Points clés
- Peter Van Valkenburg, directeur de la recherche à Coin Center, a témoigné devant le Sénat américain pour présenter Bitcoin comme la première infrastructure de paiement publique au monde.
- Son argument central repose sur l'absence d'intermédiaire de confiance, par opposition aux systèmes privés centralisés.
- Deux défaillances concrètes sont citées : la fuite Equifax (143 millions d'Américains exposés) et un vol via le réseau SWIFT (1,8 milliard de dollars).
- Cette audition continue de circuler comme document de référence bien après sa publication initiale.
Une définition de Bitcoin qui tient la distance
Peter Van Valkenburg, directeur de la recherche à Coin Center, a comparu devant le Sénat américain pour y défendre une thèse précise : Bitcoin constitue la première infrastructure de paiement publique au monde, accessible sans intermédiaire de confiance. Cette audition continue de circuler comme document de référence, bien après sa publication, ce qui témoigne de la solidité de l'argumentation développée ce jour-là face aux législateurs.

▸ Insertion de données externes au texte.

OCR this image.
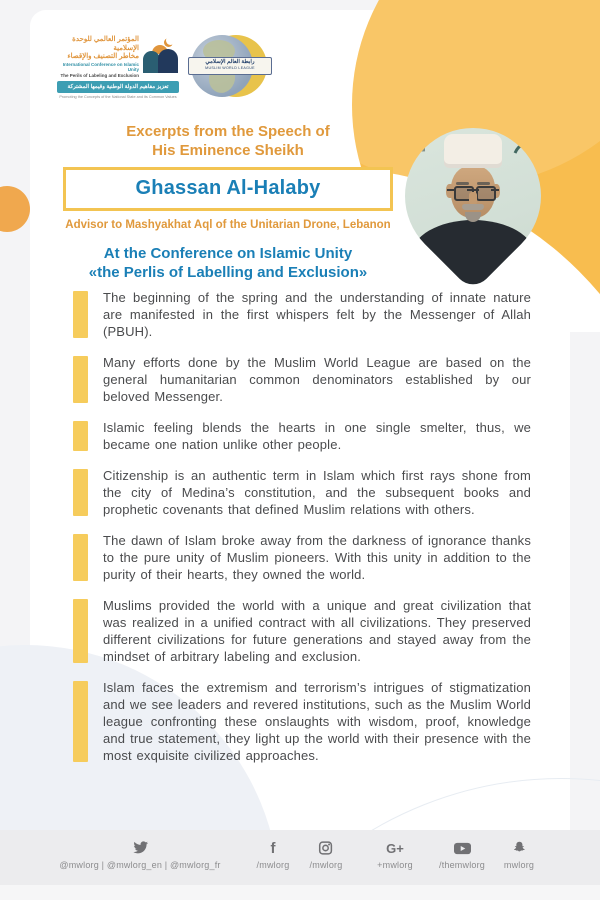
المؤتمر العالمي للوحدة الإسلامية
مخاطر التصنيف والإقصاء
International Conference on Islamic Unity
The Perils of Labeling and Exclusion
تعزيز مفاهيم الدولة الوطنية وقيمها المشتركة
Promoting the Concepts of the National State and its Common Values
رابطة العالم الإسلامي
MUSLIM WORLD LEAGUE
Excerpts from the Speech of
His Eminence Sheikh
Ghassan Al-Halaby
Advisor to Mashyakhat Aql of the Unitarian Drone, Lebanon
At the Conference on Islamic Unity
«the Perlis of Labelling and Exclusion»
The beginning of the spring and the understanding of innate nature are manifested in the first whispers felt by the Messenger of Allah (PBUH).
Many efforts done by the Muslim World League are based on the general humanitarian common denominators established by our beloved Messenger.
Islamic feeling blends the hearts in one single smelter, thus, we became one nation unlike other people.
Citizenship is an authentic term in Islam which first rays shone from the city of Medina’s constitution, and the subsequent books and prophetic covenants that defined Muslim relations with others.
The dawn of Islam broke away from the darkness of ignorance thanks to the pure unity of Muslim pioneers. With this unity in addition to the purity of their hearts, they owned the world.
Muslims provided the world with a unique and great civilization that was realized in a unified contract with all civilizations. They preserved different civilizations for future generations and stayed away from the mindset of arbitrary labeling and exclusion.
Islam faces the extremism and terrorism’s intrigues of stigmatization and we see leaders and revered institutions, such as the Muslim World league confronting these onslaughts with wisdom, proof, knowledge and true statement, they light up the world with their presence with the most exquisite civilized approaches.
@mwlorg | @mwlorg_en | @mwlorg_fr
f
/mwlorg /mwlorg
G+
+mwlorg	/themwlorg mwlorg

L'argument central repose sur une distinction structurelle que Van Valkenburg prend soin de rendre accessible à un auditoire non technique. Les systèmes de paiement existants, qu'il s'agisse de réseaux bancaires ou de plateformes privées, reposent sur des tiers dont la fiabilité n'est pas garantie. Ces tiers peuvent faillir, être compromis, ou simplement décider unilatéralement de modifier les conditions d'accès à leurs services. Bitcoin, lui, fonctionne selon des règles inscrites dans un protocole ouvert, sans entité centrale susceptible de constituer un point de défaillance unique. Ce n'est pas une promesse commerciale, c'est une propriété technique du protocole lui-même.
Cette distinction n'est pas anodine dans un contexte législatif. Lorsqu'un représentant de l'industrie s'adresse à des sénateurs, le risque est de se perdre dans des considérations cryptographiques qui n'atteignent pas leur cible. Van Valkenburg a choisi une autre voie : ancrer son propos dans des réalités que les législateurs connaissent et que le grand public a vécues. Pour ceux qui souhaitent approfondir le fonctionnement du protocole, notre guide sur Bitcoin (BTC) détaille les mécanismes sous-jacents.

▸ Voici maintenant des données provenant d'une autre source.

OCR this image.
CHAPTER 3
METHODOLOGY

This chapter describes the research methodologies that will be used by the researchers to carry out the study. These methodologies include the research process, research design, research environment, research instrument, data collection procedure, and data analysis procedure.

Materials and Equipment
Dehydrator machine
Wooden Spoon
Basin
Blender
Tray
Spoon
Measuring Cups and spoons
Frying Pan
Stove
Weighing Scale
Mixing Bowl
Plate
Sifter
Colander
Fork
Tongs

Equifax et SWIFT : deux défaillances privées en chiffres
Van Valkenburg ne s'est pas contenté d'une thèse abstraite. Il a appuyé son propos sur deux cas concrets de défaillances d'infrastructures privées, choisis pour leur capacité à illustrer des risques systémiques bien documentés.
Premier exemple : la fuite de données Equifax, qui a exposé les informations personnelles de 143 millions d'Américains. Equifax est une entité privée centralisée, chargée de stocker et de traiter des données sensibles pour des millions de personnes qui n'ont jamais explicitement consenti à lui confier ces informations. La compromission de ses systèmes a eu des conséquences directes et durables pour une part significative de la population américaine. C'est précisément le type de risque qu'une infrastructure sans point de défaillance central est conçue pour éviter.
Deuxième exemple : le réseau SWIFT, présenté comme vecteur d'un vol de 1,8 milliard de dollars. SWIFT est l'une des infrastructures financières les plus critiques au monde, utilisée par des milliers d'institutions bancaires pour coordonner des transferts internationaux. Pourtant, sa nature centralisée et sa dépendance à des acteurs humains et institutionnels l'ont rendu vulnérable à une attaque d'une ampleur considérable. Van Valkenburg utilise cet exemple pour montrer que la confiance accordée aux infrastructures privées n'est pas une garantie, mais un pari.
Ces deux cas servent de contre-point direct à l'argument en faveur d'une infrastructure sans point de défaillance unique. Le cadrage est efficace parce qu'il ne s'adresse pas à des spécialistes de la cryptographie, mais à des législateurs habitués à raisonner en termes de risques et de responsabilités. Présenter Bitcoin non pas comme un actif spéculatif mais comme une réponse à des risques systémiques documentés, c'est un positionnement qui déplace le terrain du débat réglementaire vers des questions que le Sénat est précisément mandaté pour traiter.
La longévité de cette audition dans les discussions publiques tient précisément à cette clarté d'argumentation. Un témoignage qui continue de circuler comme référence n'est pas un accident : c'est le signe qu'il a réussi à formuler un argument difficile dans des termes qui restent compréhensibles et pertinents pour un large public, bien au-delà du cercle des initiés.